Pharma 4.0 is not merely an IT product or solution. Instead, it is a reimagining of the entire pharmaceutical production process to add visibility, transparency, and adaptability.
A sea-change in workplace culture, Pharma 4.0’s instant communication eliminates information silos and allows for faster, more informed decision making at every level. Within a GMP-regulated cloud-based environment, data is surfaced immediately and can be made available to anyone who needs it. This allows any inconsistencies to be instantly flagged, tracked, and resolved as soon as they occur. As Frank explains it, “It cuts down on the detective work — what went wrong, and why, and where? — ensuring that it doesn’t happen again.”
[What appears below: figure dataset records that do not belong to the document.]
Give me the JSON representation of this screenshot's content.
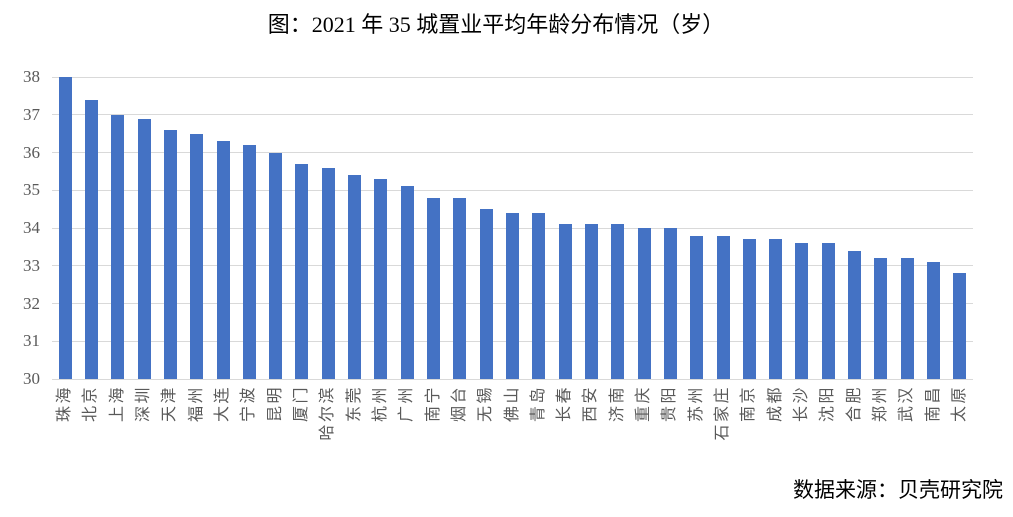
{
  "title": "图：2021 年 35 城置业平均年龄分布情况（岁）",
  "source": "数据来源：贝壳研究院",
  "chart_data": {
    "type": "bar",
    "title": "图：2021 年 35 城置业平均年龄分布情况（岁）",
    "categories": [
      "珠海",
      "北京",
      "上海",
      "深圳",
      "天津",
      "福州",
      "大连",
      "宁波",
      "昆明",
      "厦门",
      "哈尔滨",
      "东莞",
      "杭州",
      "广州",
      "南宁",
      "烟台",
      "无锡",
      "佛山",
      "青岛",
      "长春",
      "西安",
      "济南",
      "重庆",
      "贵阳",
      "苏州",
      "石家庄",
      "南京",
      "成都",
      "长沙",
      "沈阳",
      "合肥",
      "郑州",
      "武汉",
      "南昌",
      "太原"
    ],
    "values": [
      38.0,
      37.4,
      37.0,
      36.9,
      36.6,
      36.5,
      36.3,
      36.2,
      36.0,
      35.7,
      35.6,
      35.4,
      35.3,
      35.1,
      34.8,
      34.8,
      34.5,
      34.4,
      34.4,
      34.1,
      34.1,
      34.1,
      34.0,
      34.0,
      33.8,
      33.8,
      33.7,
      33.7,
      33.6,
      33.6,
      33.4,
      33.2,
      33.2,
      33.1,
      32.8
    ],
    "xlabel": "",
    "ylabel": "",
    "ylim": [
      30,
      38
    ],
    "ytick_step": 1,
    "yticks": [
      30,
      31,
      32,
      33,
      34,
      35,
      36,
      37,
      38
    ],
    "grid": true,
    "legend": false,
    "bar_color": "#4472C4",
    "gridline_color": "#D9D9D9",
    "axis_text_color": "#595959",
    "source_note": "数据来源：贝壳研究院"
  }
}
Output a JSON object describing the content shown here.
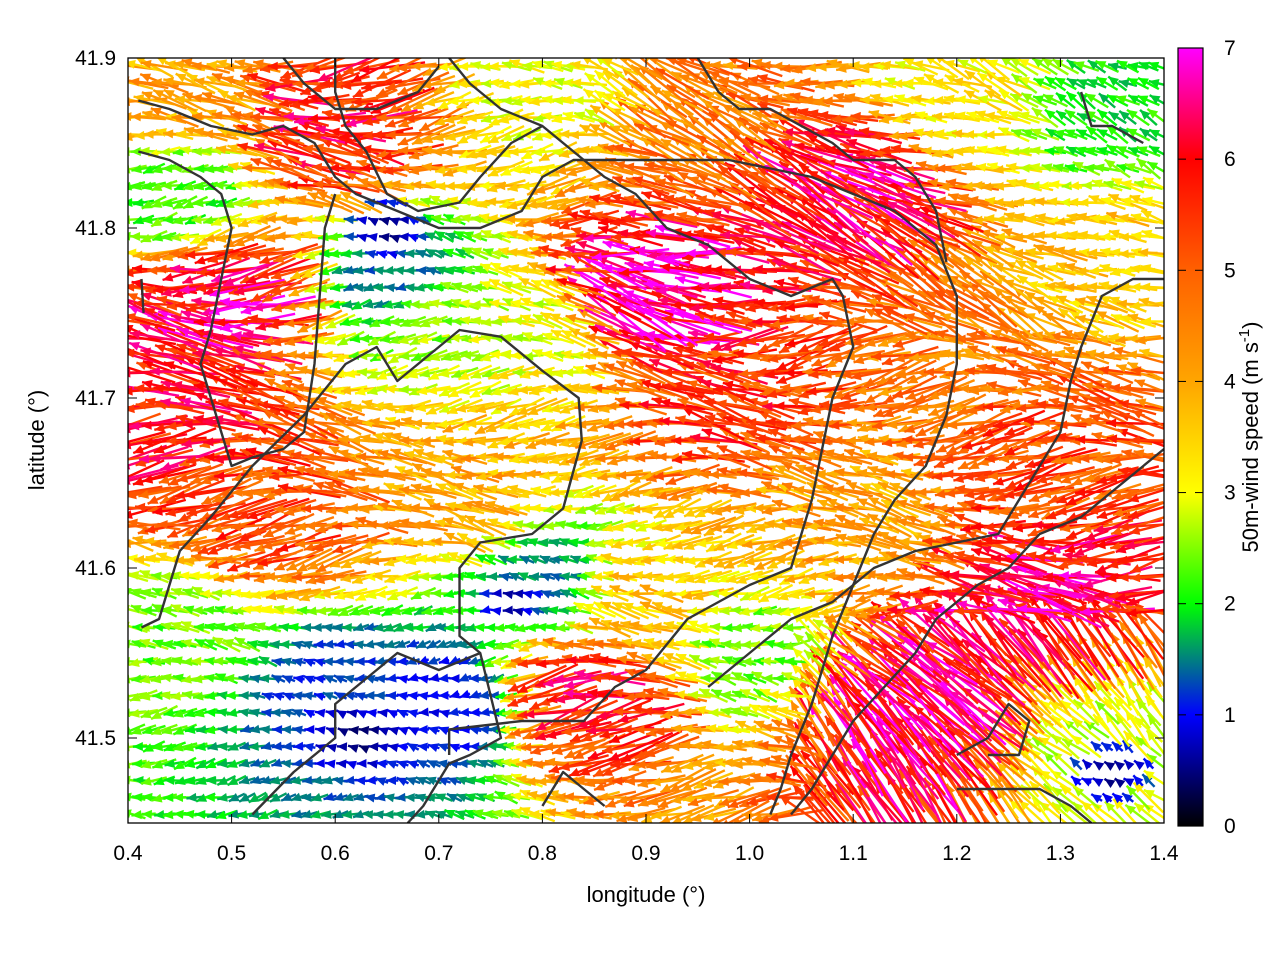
{
  "chart_data": {
    "type": "vector-field",
    "xlabel": "longitude (°)",
    "ylabel": "latitude (°)",
    "xlim": [
      0.4,
      1.4
    ],
    "ylim": [
      41.45,
      41.9
    ],
    "xticks": [
      {
        "v": 0.4,
        "label": "0.4"
      },
      {
        "v": 0.5,
        "label": "0.5"
      },
      {
        "v": 0.6,
        "label": "0.6"
      },
      {
        "v": 0.7,
        "label": "0.7"
      },
      {
        "v": 0.8,
        "label": "0.8"
      },
      {
        "v": 0.9,
        "label": "0.9"
      },
      {
        "v": 1.0,
        "label": "1.0"
      },
      {
        "v": 1.1,
        "label": "1.1"
      },
      {
        "v": 1.2,
        "label": "1.2"
      },
      {
        "v": 1.3,
        "label": "1.3"
      },
      {
        "v": 1.4,
        "label": "1.4"
      }
    ],
    "yticks": [
      {
        "v": 41.5,
        "label": "41.5"
      },
      {
        "v": 41.6,
        "label": "41.6"
      },
      {
        "v": 41.7,
        "label": "41.7"
      },
      {
        "v": 41.8,
        "label": "41.8"
      },
      {
        "v": 41.9,
        "label": "41.9"
      }
    ],
    "colorbar": {
      "label": "50m-wind speed (m s",
      "label_sup": "-1",
      "label_end": ")",
      "range": [
        0,
        7
      ],
      "ticks": [
        {
          "v": 0,
          "label": "0"
        },
        {
          "v": 1,
          "label": "1"
        },
        {
          "v": 2,
          "label": "2"
        },
        {
          "v": 3,
          "label": "3"
        },
        {
          "v": 4,
          "label": "4"
        },
        {
          "v": 5,
          "label": "5"
        },
        {
          "v": 6,
          "label": "6"
        },
        {
          "v": 7,
          "label": "7"
        }
      ],
      "palette": [
        {
          "v": 0.0,
          "color": "#000000"
        },
        {
          "v": 1.0,
          "color": "#0000ff"
        },
        {
          "v": 1.5,
          "color": "#008080"
        },
        {
          "v": 2.0,
          "color": "#00ff00"
        },
        {
          "v": 3.0,
          "color": "#ffff00"
        },
        {
          "v": 4.0,
          "color": "#ffa500"
        },
        {
          "v": 5.0,
          "color": "#ff6000"
        },
        {
          "v": 6.0,
          "color": "#ff0000"
        },
        {
          "v": 7.0,
          "color": "#ff00ff"
        }
      ]
    },
    "vector_grid": {
      "dlon": 0.01,
      "dlat": 0.01
    },
    "speed_regions": [
      {
        "lon": 0.45,
        "lat": 41.68,
        "speed": 5.8
      },
      {
        "lon": 0.5,
        "lat": 41.76,
        "speed": 6.2
      },
      {
        "lon": 0.45,
        "lat": 41.82,
        "speed": 2.2
      },
      {
        "lon": 0.45,
        "lat": 41.88,
        "speed": 4.0
      },
      {
        "lon": 0.6,
        "lat": 41.86,
        "speed": 5.8
      },
      {
        "lon": 0.66,
        "lat": 41.77,
        "speed": 1.4
      },
      {
        "lon": 0.7,
        "lat": 41.75,
        "speed": 2.6
      },
      {
        "lon": 0.8,
        "lat": 41.74,
        "speed": 3.0
      },
      {
        "lon": 0.72,
        "lat": 41.64,
        "speed": 4.0
      },
      {
        "lon": 0.55,
        "lat": 41.63,
        "speed": 5.2
      },
      {
        "lon": 0.45,
        "lat": 41.56,
        "speed": 2.4
      },
      {
        "lon": 0.6,
        "lat": 41.53,
        "speed": 1.2
      },
      {
        "lon": 0.7,
        "lat": 41.52,
        "speed": 1.0
      },
      {
        "lon": 0.8,
        "lat": 41.59,
        "speed": 1.5
      },
      {
        "lon": 0.85,
        "lat": 41.53,
        "speed": 5.8
      },
      {
        "lon": 0.9,
        "lat": 41.58,
        "speed": 3.6
      },
      {
        "lon": 0.9,
        "lat": 41.76,
        "speed": 6.8
      },
      {
        "lon": 1.1,
        "lat": 41.83,
        "speed": 6.2
      },
      {
        "lon": 1.0,
        "lat": 41.7,
        "speed": 5.5
      },
      {
        "lon": 1.2,
        "lat": 41.72,
        "speed": 4.6
      },
      {
        "lon": 1.1,
        "lat": 41.63,
        "speed": 4.0
      },
      {
        "lon": 1.0,
        "lat": 41.55,
        "speed": 2.4
      },
      {
        "lon": 1.15,
        "lat": 41.52,
        "speed": 6.5
      },
      {
        "lon": 1.28,
        "lat": 41.58,
        "speed": 6.2
      },
      {
        "lon": 1.35,
        "lat": 41.5,
        "speed": 2.8
      },
      {
        "lon": 1.3,
        "lat": 41.67,
        "speed": 5.2
      },
      {
        "lon": 1.35,
        "lat": 41.78,
        "speed": 3.6
      },
      {
        "lon": 1.2,
        "lat": 41.88,
        "speed": 3.2
      },
      {
        "lon": 1.35,
        "lat": 41.87,
        "speed": 2.0
      },
      {
        "lon": 0.8,
        "lat": 41.88,
        "speed": 3.0
      },
      {
        "lon": 0.95,
        "lat": 41.86,
        "speed": 4.6
      }
    ],
    "calm_areas": [
      {
        "lon": 0.65,
        "lat": 41.8,
        "r": 0.04
      },
      {
        "lon": 0.62,
        "lat": 41.5,
        "r": 0.06
      },
      {
        "lon": 1.35,
        "lat": 41.48,
        "r": 0.04
      },
      {
        "lon": 0.77,
        "lat": 41.58,
        "r": 0.03
      }
    ],
    "contours": [
      [
        [
          0.413,
          41.565
        ],
        [
          0.43,
          41.57
        ],
        [
          0.45,
          41.61
        ],
        [
          0.48,
          41.63
        ],
        [
          0.52,
          41.66
        ],
        [
          0.57,
          41.69
        ],
        [
          0.61,
          41.72
        ],
        [
          0.64,
          41.73
        ],
        [
          0.66,
          41.71
        ],
        [
          0.72,
          41.74
        ],
        [
          0.76,
          41.736
        ],
        [
          0.8,
          41.716
        ],
        [
          0.835,
          41.7
        ],
        [
          0.838,
          41.675
        ],
        [
          0.82,
          41.635
        ],
        [
          0.79,
          41.62
        ],
        [
          0.74,
          41.615
        ],
        [
          0.72,
          41.6
        ],
        [
          0.72,
          41.56
        ],
        [
          0.74,
          41.55
        ],
        [
          0.76,
          41.5
        ],
        [
          0.73,
          41.49
        ],
        [
          0.71,
          41.485
        ],
        [
          0.685,
          41.46
        ],
        [
          0.67,
          41.45
        ]
      ],
      [
        [
          0.52,
          41.455
        ],
        [
          0.56,
          41.48
        ],
        [
          0.6,
          41.5
        ],
        [
          0.6,
          41.52
        ],
        [
          0.64,
          41.54
        ],
        [
          0.66,
          41.55
        ],
        [
          0.7,
          41.54
        ],
        [
          0.74,
          41.55
        ]
      ],
      [
        [
          0.71,
          41.49
        ],
        [
          0.71,
          41.505
        ],
        [
          0.78,
          41.51
        ],
        [
          0.84,
          41.51
        ],
        [
          0.87,
          41.53
        ],
        [
          0.9,
          41.54
        ],
        [
          0.94,
          41.57
        ],
        [
          0.97,
          41.58
        ],
        [
          1.0,
          41.59
        ],
        [
          1.04,
          41.6
        ],
        [
          1.06,
          41.64
        ],
        [
          1.08,
          41.7
        ],
        [
          1.1,
          41.73
        ],
        [
          1.09,
          41.76
        ],
        [
          1.08,
          41.77
        ],
        [
          1.04,
          41.76
        ],
        [
          1.0,
          41.77
        ],
        [
          0.96,
          41.79
        ],
        [
          0.92,
          41.8
        ],
        [
          0.89,
          41.82
        ],
        [
          0.86,
          41.83
        ],
        [
          0.83,
          41.845
        ],
        [
          0.8,
          41.86
        ],
        [
          0.76,
          41.87
        ],
        [
          0.73,
          41.885
        ],
        [
          0.71,
          41.9
        ]
      ],
      [
        [
          0.41,
          41.875
        ],
        [
          0.44,
          41.87
        ],
        [
          0.48,
          41.86
        ],
        [
          0.52,
          41.855
        ],
        [
          0.55,
          41.86
        ],
        [
          0.58,
          41.85
        ],
        [
          0.6,
          41.83
        ],
        [
          0.62,
          41.82
        ],
        [
          0.66,
          41.81
        ],
        [
          0.7,
          41.8
        ],
        [
          0.74,
          41.8
        ],
        [
          0.78,
          41.81
        ],
        [
          0.8,
          41.83
        ],
        [
          0.83,
          41.84
        ],
        [
          0.86,
          41.84
        ],
        [
          0.9,
          41.84
        ],
        [
          0.94,
          41.84
        ],
        [
          0.98,
          41.84
        ],
        [
          1.02,
          41.835
        ],
        [
          1.06,
          41.83
        ],
        [
          1.1,
          41.82
        ],
        [
          1.14,
          41.81
        ],
        [
          1.18,
          41.79
        ],
        [
          1.2,
          41.76
        ],
        [
          1.2,
          41.72
        ],
        [
          1.19,
          41.69
        ],
        [
          1.17,
          41.66
        ],
        [
          1.14,
          41.64
        ],
        [
          1.12,
          41.62
        ],
        [
          1.1,
          41.59
        ],
        [
          1.08,
          41.56
        ],
        [
          1.06,
          41.52
        ],
        [
          1.04,
          41.49
        ],
        [
          1.03,
          41.47
        ],
        [
          1.02,
          41.455
        ]
      ],
      [
        [
          0.55,
          41.9
        ],
        [
          0.57,
          41.885
        ],
        [
          0.6,
          41.87
        ],
        [
          0.64,
          41.87
        ],
        [
          0.68,
          41.88
        ],
        [
          0.7,
          41.895
        ]
      ],
      [
        [
          0.6,
          41.9
        ],
        [
          0.6,
          41.88
        ],
        [
          0.61,
          41.86
        ],
        [
          0.63,
          41.845
        ],
        [
          0.65,
          41.82
        ],
        [
          0.68,
          41.81
        ],
        [
          0.72,
          41.815
        ],
        [
          0.74,
          41.83
        ],
        [
          0.77,
          41.85
        ],
        [
          0.8,
          41.86
        ]
      ],
      [
        [
          0.41,
          41.845
        ],
        [
          0.44,
          41.84
        ],
        [
          0.47,
          41.83
        ],
        [
          0.49,
          41.82
        ],
        [
          0.5,
          41.8
        ],
        [
          0.49,
          41.77
        ],
        [
          0.48,
          41.74
        ],
        [
          0.47,
          41.72
        ],
        [
          0.48,
          41.7
        ],
        [
          0.49,
          41.68
        ],
        [
          0.5,
          41.66
        ],
        [
          0.52,
          41.665
        ],
        [
          0.55,
          41.67
        ],
        [
          0.57,
          41.68
        ],
        [
          0.58,
          41.72
        ],
        [
          0.585,
          41.76
        ],
        [
          0.59,
          41.8
        ],
        [
          0.6,
          41.82
        ]
      ],
      [
        [
          0.413,
          41.77
        ],
        [
          0.415,
          41.75
        ]
      ],
      [
        [
          0.8,
          41.46
        ],
        [
          0.81,
          41.47
        ],
        [
          0.82,
          41.48
        ],
        [
          0.84,
          41.47
        ],
        [
          0.86,
          41.46
        ]
      ],
      [
        [
          0.96,
          41.53
        ],
        [
          1.0,
          41.55
        ],
        [
          1.04,
          41.57
        ],
        [
          1.08,
          41.58
        ],
        [
          1.12,
          41.6
        ],
        [
          1.16,
          41.61
        ],
        [
          1.2,
          41.615
        ],
        [
          1.24,
          41.62
        ],
        [
          1.26,
          41.64
        ],
        [
          1.28,
          41.66
        ],
        [
          1.3,
          41.68
        ],
        [
          1.31,
          41.71
        ],
        [
          1.32,
          41.73
        ],
        [
          1.34,
          41.76
        ],
        [
          1.37,
          41.77
        ],
        [
          1.4,
          41.77
        ]
      ],
      [
        [
          1.04,
          41.455
        ],
        [
          1.06,
          41.47
        ],
        [
          1.08,
          41.49
        ],
        [
          1.1,
          41.51
        ],
        [
          1.13,
          41.53
        ],
        [
          1.16,
          41.55
        ],
        [
          1.18,
          41.57
        ],
        [
          1.22,
          41.59
        ],
        [
          1.25,
          41.6
        ],
        [
          1.28,
          41.62
        ],
        [
          1.32,
          41.63
        ],
        [
          1.35,
          41.645
        ],
        [
          1.38,
          41.66
        ],
        [
          1.4,
          41.67
        ]
      ],
      [
        [
          1.2,
          41.47
        ],
        [
          1.24,
          41.47
        ],
        [
          1.28,
          41.47
        ],
        [
          1.31,
          41.46
        ],
        [
          1.33,
          41.45
        ]
      ],
      [
        [
          1.2,
          41.49
        ],
        [
          1.23,
          41.5
        ],
        [
          1.25,
          41.52
        ],
        [
          1.27,
          41.51
        ],
        [
          1.26,
          41.49
        ],
        [
          1.23,
          41.49
        ]
      ],
      [
        [
          1.32,
          41.88
        ],
        [
          1.33,
          41.86
        ],
        [
          1.35,
          41.86
        ],
        [
          1.38,
          41.85
        ]
      ],
      [
        [
          0.95,
          41.9
        ],
        [
          0.97,
          41.88
        ],
        [
          0.99,
          41.87
        ],
        [
          1.02,
          41.87
        ],
        [
          1.05,
          41.86
        ],
        [
          1.08,
          41.85
        ],
        [
          1.1,
          41.84
        ],
        [
          1.14,
          41.84
        ],
        [
          1.16,
          41.83
        ],
        [
          1.18,
          41.81
        ],
        [
          1.19,
          41.78
        ]
      ]
    ]
  }
}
That’s why we built Tempo. Our Tempo Manufacturing Cloud accelerates the drug production lifecycle from end to end. Tempo connects and orchestrates all the distributed teams and sites involved in drug production, helping them execute better on the shop floor, and optimizing their operations through enterprise-wide visibility. From preclinical benchtop to large-scale commercial manufacturing, Tempo keeps your global teams connected, empowered, and in sync.
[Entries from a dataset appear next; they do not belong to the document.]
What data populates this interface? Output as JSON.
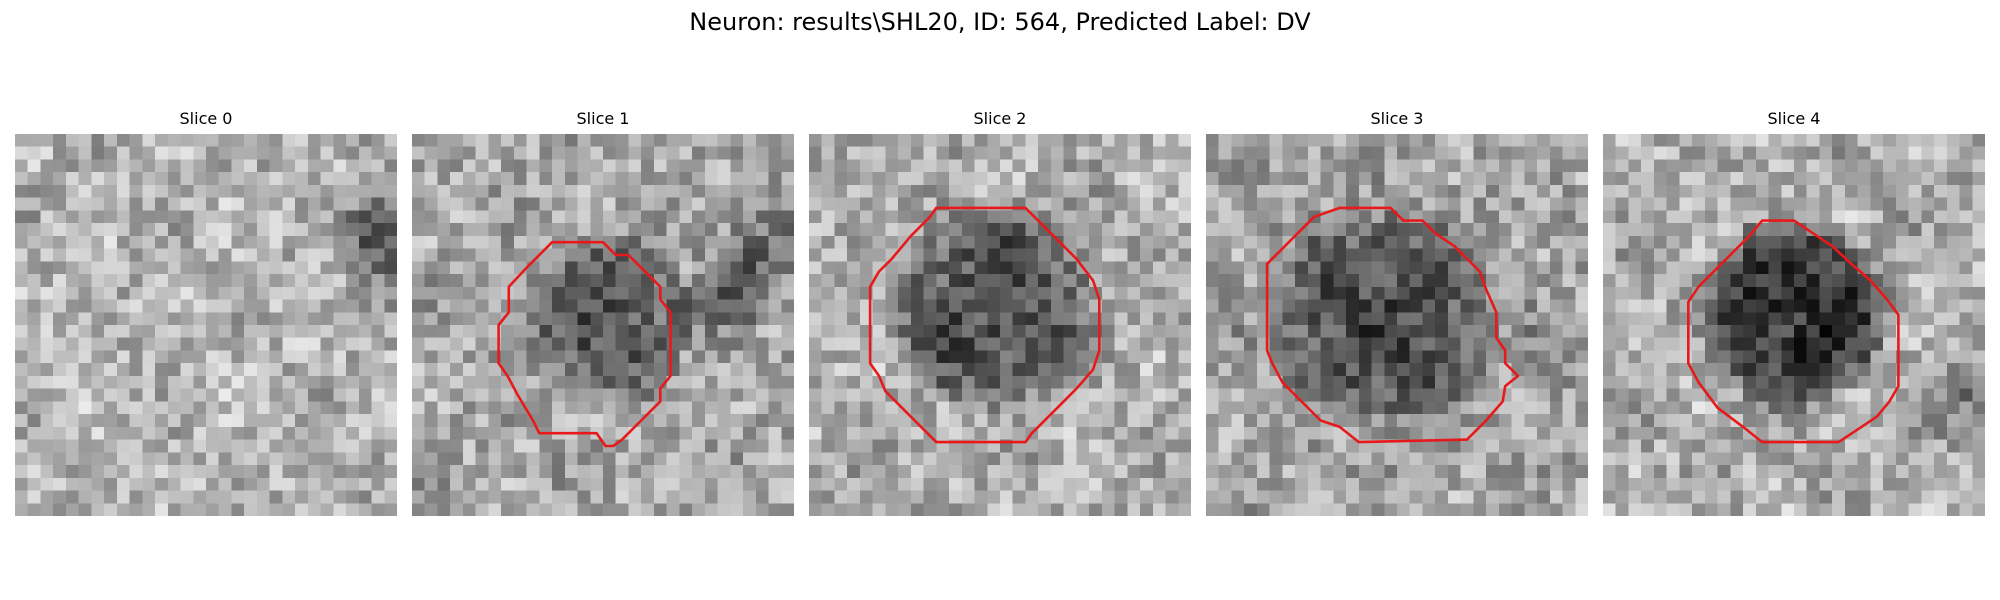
{
  "figure": {
    "title": "Neuron: results\\SHL20, ID: 564, Predicted Label: DV",
    "contour_color": "#e8191a"
  },
  "panels": [
    {
      "title": "Slice 0",
      "has_contour": false
    },
    {
      "title": "Slice 1",
      "has_contour": true
    },
    {
      "title": "Slice 2",
      "has_contour": true
    },
    {
      "title": "Slice 3",
      "has_contour": true
    },
    {
      "title": "Slice 4",
      "has_contour": true
    }
  ]
}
Want to find out more about how Tempo can level up your CGT manufacturing operations? Contact us today.
Our Featured Thought Leader
Frank is all about future-forward approaches here at Apprentice. In fact, he’s our Chief Futurist! Read on to learn more about Frank’s perspective on the promise of cell and gene therapies.
Frank has worked in the pharmaceutical industry for more than 25 years. Frank’s areas of expertise include a number of fields in tech and life science, including augmented reality, artificial intelligence, and cell and gene therapies.
Frank is the inventor of Single-use Biological 3D Printing, 3D printing within sterilizable bioreactors/mixing containers, Single-use robotics, and the Variable Augmented Reality Marker.
Frank has also invented a method of “Contactless Communications” for secure cloud network computing where IoT devices can securely work with smart glasses, smartphones, or other mobile devices.
What connects all of Frank’s inventions and innovations is his core motivation: pushing technologies to the limit. Frank spends his time developing disruptive technologies, rapidly building functional prototypes, and determining how they can apply to various industries.
Frank’s take on Pharma 4.0
“With the personalization CGT requires, scalability is no longer a nice-to-have: it’s mandatory. Most legacy software systems can’t handle it. And even if they can deal with the complexity on the biologics side, traditional continuous manufacturing is not enough. That’s why Pharma 4.0 is so essential to the success of these new therapies.”
— Frank Maggiore, Chief Futurist, Apprentice
As we wrap up this exploration of the intersection of Pharma 4.0 and cell and gene therapies, it's clear that this convergence has the potential to revolutionize healthcare.
The use of advanced technologies in CGT manufacturing processes can lead to more efficient and scalable treatments that can significantly improve patient outcomes, offering hope to those with previously untreatable diseases.
Collaboration and connection between all stakeholders is vital to build a more sustainable and innovative healthcare system that puts patients at the center. By embracing this transformative technology, we can build a brighter future for personalized medicine and offer better care to those who need it most.